Lo zodiaco nel rinascimento
Con l’avvento del cristianesimo l’astrologia subisce una iniziale decadenza, ma continua a rimanere radicata nella cultura sia laica che religiosa. Ancora l’evocazione simbolica del potere implicita nell’immagine dello zodiaco resiste negli ambienti del potere. L’identificazione di Dio stesso con il sole, basata sulle teorie eliosofiche e la penetrazione del mazdeismo nella cultura tardoantica spingono ancora imperatori come Aureliano e Costantino a non rinunciare ai culti astrali.
Costantino chiede la creazione dell’oroscopo della città di Bisanzio, che venne ritrovato nel rinascimento da Pomponio Gaurico nella biblioteca vaticana e pubblicata dal fratello Luca nel Neapolitani prognosticon. Sempre Costantino, in perfetto accordo con le teorie orientali di una origine celeste del potere non mancò di farsi raffigurare su una colonna a Bisanzio con le vesti del sole .

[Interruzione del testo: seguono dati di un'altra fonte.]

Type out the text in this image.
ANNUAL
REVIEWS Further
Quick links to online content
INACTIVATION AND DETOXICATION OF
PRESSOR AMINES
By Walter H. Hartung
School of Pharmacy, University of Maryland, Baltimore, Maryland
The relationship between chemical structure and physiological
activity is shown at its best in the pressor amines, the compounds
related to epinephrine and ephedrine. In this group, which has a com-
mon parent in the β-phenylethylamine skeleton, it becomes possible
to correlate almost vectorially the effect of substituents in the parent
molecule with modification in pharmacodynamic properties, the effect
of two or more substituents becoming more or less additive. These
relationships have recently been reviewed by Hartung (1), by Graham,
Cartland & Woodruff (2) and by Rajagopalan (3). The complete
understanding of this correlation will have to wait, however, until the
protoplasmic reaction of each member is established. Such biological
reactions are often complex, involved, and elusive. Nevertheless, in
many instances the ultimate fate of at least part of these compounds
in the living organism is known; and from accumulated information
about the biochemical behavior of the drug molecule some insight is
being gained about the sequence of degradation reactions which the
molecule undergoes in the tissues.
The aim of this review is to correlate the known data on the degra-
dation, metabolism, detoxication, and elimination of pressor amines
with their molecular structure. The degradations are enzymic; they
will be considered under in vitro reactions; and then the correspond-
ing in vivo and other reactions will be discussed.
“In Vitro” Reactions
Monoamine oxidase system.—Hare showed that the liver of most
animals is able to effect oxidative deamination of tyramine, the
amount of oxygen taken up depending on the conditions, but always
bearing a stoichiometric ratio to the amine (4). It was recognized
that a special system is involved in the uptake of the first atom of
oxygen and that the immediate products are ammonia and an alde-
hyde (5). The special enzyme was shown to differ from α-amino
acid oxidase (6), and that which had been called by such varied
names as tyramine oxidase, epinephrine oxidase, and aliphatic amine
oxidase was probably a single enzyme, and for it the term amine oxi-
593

La filosofia tardo antica cerca inoltre di rafforzare la posizione dell’astrologia e della magia in genere. Nell’ambito neoplatonico è possibile una distinzione tra teurgia e goetia, la prima rivolta a spiriti stellari buoni la seconda ad entità malvagie, categorie di popolazioni magiche già individuate da Apuleio. Anche in questa visione riscopriamo la resistenza di un rapporto stretto tra spiriti ed astri. In questo modo l’astrologia proprio perché riferita al mondo celeste è in se stessa benigna: per Plotino in particolare le stelle con i loro transiti sono segni inviati della divinità stessa per meglio predisporci verso il futuro.
Invece l’atteggiamento dei padri della chiesa verso i pianeti – dei è nel migliore dei casi polemico e diffidente. Per un Tertulliano, che aveva dato una particolare spiegazione sugli spiriti planetari, definendo l’astrologia la dottrina degli angeli caduti, la divinazione con gli astri non ha più necessità di essere dopo la discesa del Cristo sulla terra.
La possibilità preditoria dell’astrologia appare così superflua nell’ambito del modificato rapporto con il destino dell’uomo, eticamente rigenerato dal Cristo. San Agostino considera malvagi tutti gli dei astrologici in una polemica, che vuole essere di fatto anche un colpo di grazia al morente paganesimo. La critica di Agostino è però di base compromessa dal suo stesso avvicinamento, avvenuto in età giovanile, a questa scienza divinatoria. Infatti il rifiuto dei perfidi dei astrali nel De Civitate Dei mostra almeno rispetto per uno di essi, che era poi la divinità prescelta dai platonici: Saturno, di cui descrive la etimologia metà greca e metà latina, cioè da Satur abbondante e nous mente.
Nel corso del medioevo non mancheranno tentativi di eliminare la stessa settimana planetaria e addirittura di conciliare le costellazioni con nomi biblici, come fa Irenico in piena età carolingia, mentre nel Li cumpoz di Filippo di Taon si prova a sostituire ai dodici segni i dodici patriarchi. Questa operazione garantiva ancora e in un ambito religiosamente rivoluzionato l’antica assimilabilità degli astri a delle manifestazioni del divino in terra.
Le stelle, prima associate strettamente agli dei e ai miti pagani, ossia agli eroi divinizzati e alle gesta mitiche dell’antichità, ora trovano il loro corrispettivo terrestre nei nuovi eroi della tradizione ebraico cristiana, santi e patriarchi. Ma i presupposti dell’astrologia e la credenza negli spiriti astrali non cessano per questo. Già nell’ottavo secolo l’imperatore bizantino Teofilo istituirà una cattedra di astrologia per ringraziare il filosofo Leone, per aver salvato la città di Salonicco da una epidemia attraverso l’uso degli influssi astrali.
Questa era di certo una circostanza fortuita, una scelta fatta sull’onda emotiva di una grande sventura evitata e nella storia antica non mancavano esempi di comunità salvate dalle conoscenze oscure di un filosofo, come il caso di Empedocle, che blocca il diffondersi della malaria a Siracusa e che viene divinizzato dalla comunità. Ma la cattedra assegnata a Leone è comunque un primo segno di un dibattuto recupero.